Yeşil Yıldız Bağımlıklarla Mücadele Derneği Başkanı Yahya Öger, Dünya Sağlık Örgütü (DSÖ)’nün, bilgisayar oyunu bağımlılığını resmen akıl hastalığı olarak tanımladığını hatırlatarak, oyun oynamak ile oyun bağımlısı olmak arasındaki 3 büyük fark olduğunu söyledi.
“OYUN BAĞIMLILIĞI RESMEN RUHSAL BİR SAĞLIK PROBLEMİDİR”
DSÖ’nün teknoloji bağımlılığı alanında uzman isimlerinin 29 Kasım-1 Aralık 2017’de Yeşilay ev sahipliğinde bir araya geldiğini hatırlatan Öger, “Online oyun ve online kumar bağımlılığı üzerine hastalık, önleme, koruma, tedavi, rehabilitasyona dair tüm konular konuşuldu. DSÖ hastalık sınıflandırmalarını kararlaştıracağı ICD-11 (Uluslararası Hastalık Sınıflandırmaları) için ciddi hazırlıklar yapıldı. Bu kapsamda Haziran ayında gerçekleştirilen ICD-11’de online oyun ve kumar bağımlılığı resmen bir ruhsal sağlık problemi olarak tanımlandı. Toplantıya 20’nin üzerinde uzman katıldı” diye konuştu.
Öger, DSÖ’ye göre teknoloji bağımlılığının 3 belirtisinin bulunduğunu ve bu belirtilerin ilkinin oyun davranışının diğer sosyal aktivitelerin önüne geçmesi olduğuna dikkati çekerek, “İkincisi bu davranışın önlenememesi. Üçüncüsü de kişinin belirli bir şekilde strese girmesi, kişisel, sosyal ve eğitimsel alanlarına vakit ayıramamasıdır. Sonuçta kişi uykusuzluk, beslenme problemleri ve fiziksel rahatsızlıklar yaşıyor. Bu davranışın bağımlılık olarak kabul edilebilmesi için en az 12 ay sürmesi gerekiyor.” ifadelerini kullandı.

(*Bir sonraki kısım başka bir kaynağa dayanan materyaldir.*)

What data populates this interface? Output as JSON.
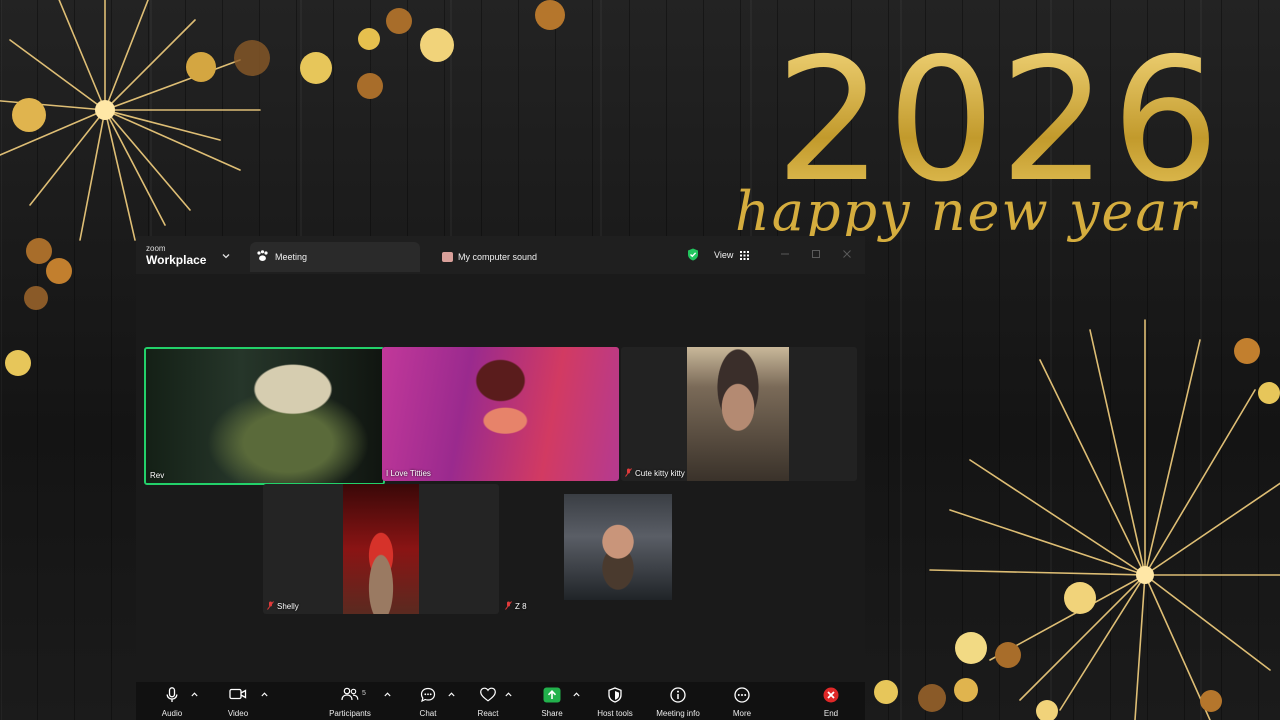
{
  "wallpaper": {
    "year": "2026",
    "greeting": "happy new year",
    "colors": {
      "gold": "#d8b240",
      "wood": "#1b1b1b"
    }
  },
  "window": {
    "brand_small": "zoom",
    "brand_big": "Workplace",
    "tabs": [
      {
        "label": "Meeting",
        "icon": "paw-icon"
      },
      {
        "label": "My computer sound",
        "icon": "screen-share-icon"
      }
    ],
    "view_label": "View",
    "security_color": "#22c55e"
  },
  "participants": [
    {
      "name": "Rev",
      "muted": false,
      "active_speaker": true,
      "bg": "#1d2a20"
    },
    {
      "name": "I Love Titties",
      "muted": false,
      "active_speaker": false,
      "bg": "#7a2460"
    },
    {
      "name": "Cute kitty kitty",
      "muted": true,
      "active_speaker": false,
      "bg": "#6b5140"
    },
    {
      "name": "Shelly",
      "muted": true,
      "active_speaker": false,
      "bg": "#5a1010"
    },
    {
      "name": "Z 8",
      "muted": true,
      "active_speaker": false,
      "bg": "#2c2c2c"
    }
  ],
  "toolbar": {
    "items": [
      {
        "label": "Audio",
        "icon": "microphone-icon"
      },
      {
        "label": "Video",
        "icon": "video-camera-icon"
      },
      {
        "label": "Participants",
        "icon": "participants-icon",
        "count": "5"
      },
      {
        "label": "Chat",
        "icon": "chat-icon"
      },
      {
        "label": "React",
        "icon": "heart-icon"
      },
      {
        "label": "Share",
        "icon": "share-arrow-icon"
      },
      {
        "label": "Host tools",
        "icon": "shield-icon"
      },
      {
        "label": "Meeting info",
        "icon": "info-icon"
      },
      {
        "label": "More",
        "icon": "more-icon"
      },
      {
        "label": "End",
        "icon": "end-icon"
      }
    ],
    "colors": {
      "share": "#22b14c",
      "end": "#e02828"
    }
  }
}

TEKNOLOJİ ÇOCUKLARI SUSTURMA ARACI DEĞİLDİR
Öger, şöyle dedi:
“Maalesef ki çocuklarımız ile baş edemediğimiz durumlarda, çok yorulduğumuz zamanlarda, çocuklarımız çok hareketli olduğu durumlarda, arkadaşlarımız ile dışarı çıktığımız, rahat sohbet etmek istediğimiz zamanlarda, çocuğumuz ağladığında susturmak istediğimizde, ısrar edip tutturduğu zamanlarda… (ne kadar çok sebebimiz, kullandığımız alan var değil mi?) ekranı eline veriyor ve sakinleşmesini, susmasını, durmasını, bir an bile olsa kafamızı dinlemeyi istiyoruz. Sınırsız bir dünyanın içerisine çocuğumuzun yalnız başına dolaşmasına, kendini kandırarak hep bir sakinleştirici araca bağımlı olarak kendini sakinleştirebileceğini öğretiyoruz.”
“TATİL DEMEK SINIRSIZ TEKNOLOJİ KULLANMAK DEMEK DEĞİLDİR!”

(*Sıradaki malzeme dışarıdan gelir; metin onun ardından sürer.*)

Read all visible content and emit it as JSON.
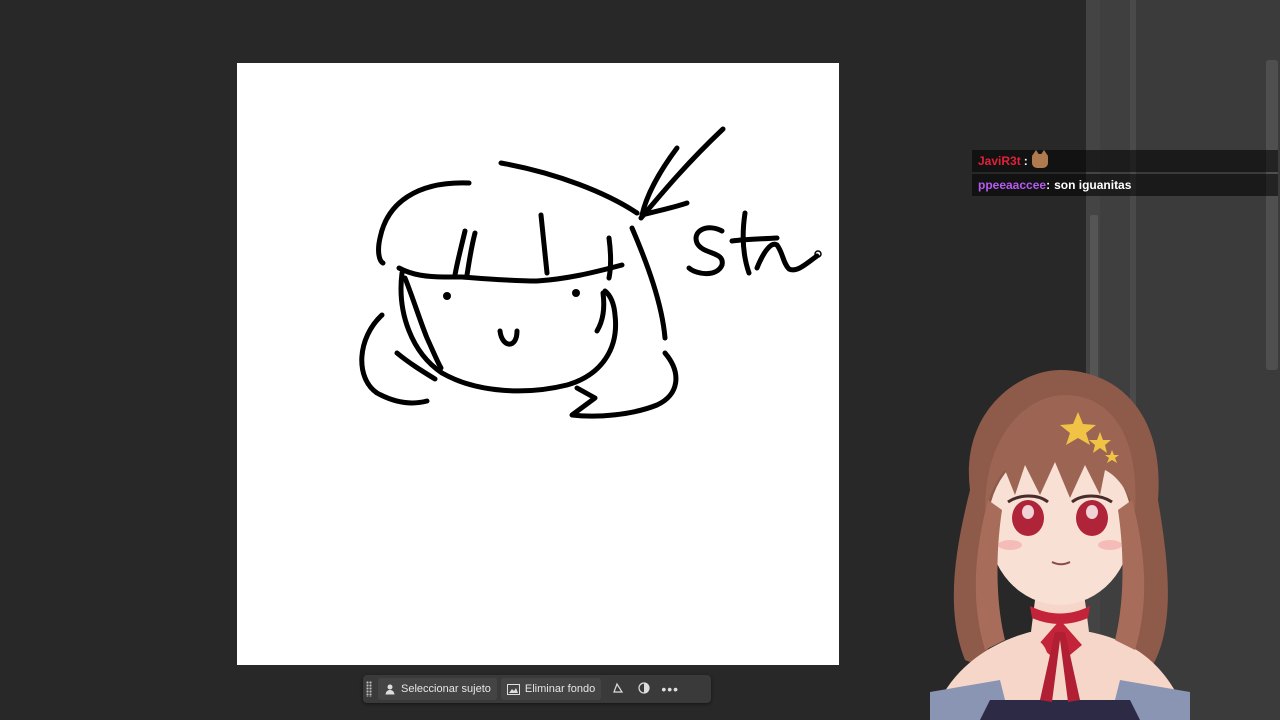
{
  "chat": {
    "messages": [
      {
        "user": "JaviR3t",
        "separator": " :",
        "text": "",
        "user_color": "#e0213a",
        "emote": "cat-emote-icon"
      },
      {
        "user": "ppeeaaccee",
        "separator": " :",
        "text": "son iguanitas",
        "user_color": "#b65bf0",
        "emote": ""
      }
    ]
  },
  "toolbar": {
    "select_subject_label": "Seleccionar sujeto",
    "remove_background_label": "Eliminar fondo",
    "icons": [
      "person-icon",
      "image-icon",
      "transform-icon",
      "adjust-icon",
      "more-icon"
    ]
  },
  "colors": {
    "workspace": "#282828",
    "canvas": "#ffffff",
    "ink": "#000000",
    "toolbar": "#3a3a3a"
  }
}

Tatilin sınırsız teknoloji kullanmak anlamına gelmediğine işaret eden Öger, “Çocukların ebeveynlerinden en büyük istekleri tatil boyunca istedikleri kadar televizyon izlemek veya bilgisayar oynamak olabilir. Fakat unutulmamalıdır ki bunların kısıtlanması çocuğun okul dönemi ile ilgili değil, genel gelişim ve dikkati için gereklidir. Bu nedenle de televizyon ve bilgisayar sürelerine aşırıya kaçmadan kontrol altında devam ettirilmelidir.” dedi.

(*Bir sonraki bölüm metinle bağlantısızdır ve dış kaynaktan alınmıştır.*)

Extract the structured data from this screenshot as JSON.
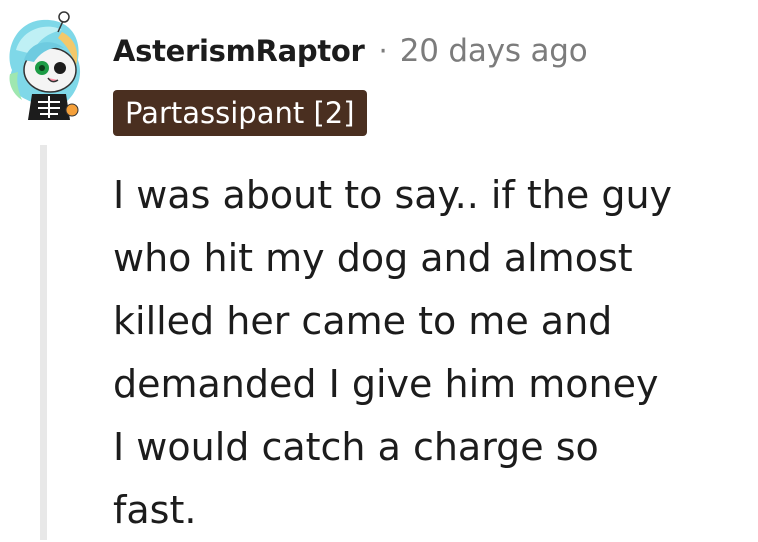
{
  "comment": {
    "author": "AsterismRaptor",
    "separator": "·",
    "timestamp": "20 days ago",
    "flair": "Partassipant [2]",
    "flair_color": "#4a2f20",
    "avatar_icon": "snoo-avatar-skeleton-icon",
    "body_lines": [
      "I was about to say.. if the guy",
      "who hit my dog and almost",
      "killed her came to me and",
      "demanded I give him money",
      "I would catch a charge so",
      "fast."
    ]
  }
}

“ÇOCUKLAR BU TATİLDE BAĞIMLI DEĞİL SOSYAL OLSUNLAR”
Öger, Çocukların beş duyuya hitap eden oyunlar oynaması gerektiğini belirterek, “Çocukların dünyayı ve çevreyi en iyi tanımalarının yolu beş duyularını da kullanarak yaptıkları etkinliklerdir. Eski zamanlardan beri bu oyunların en zengin kaynağı “sokak ”tır. Sokakta oynanan oyunlar yaratıcılığı, problem çözme becerisini, sosyal ilişkileri geliştirir. Bunu deneyimlemesi için çocuğunuza imkân yaratmaya çalışın. Sitenizin bahçesi, anneannesinin meyve bahçeli evi veya onun arkadaşlarını da gezimize katalım sosyal ortamlara katılmasını teşvik edelim.” diye konuştu.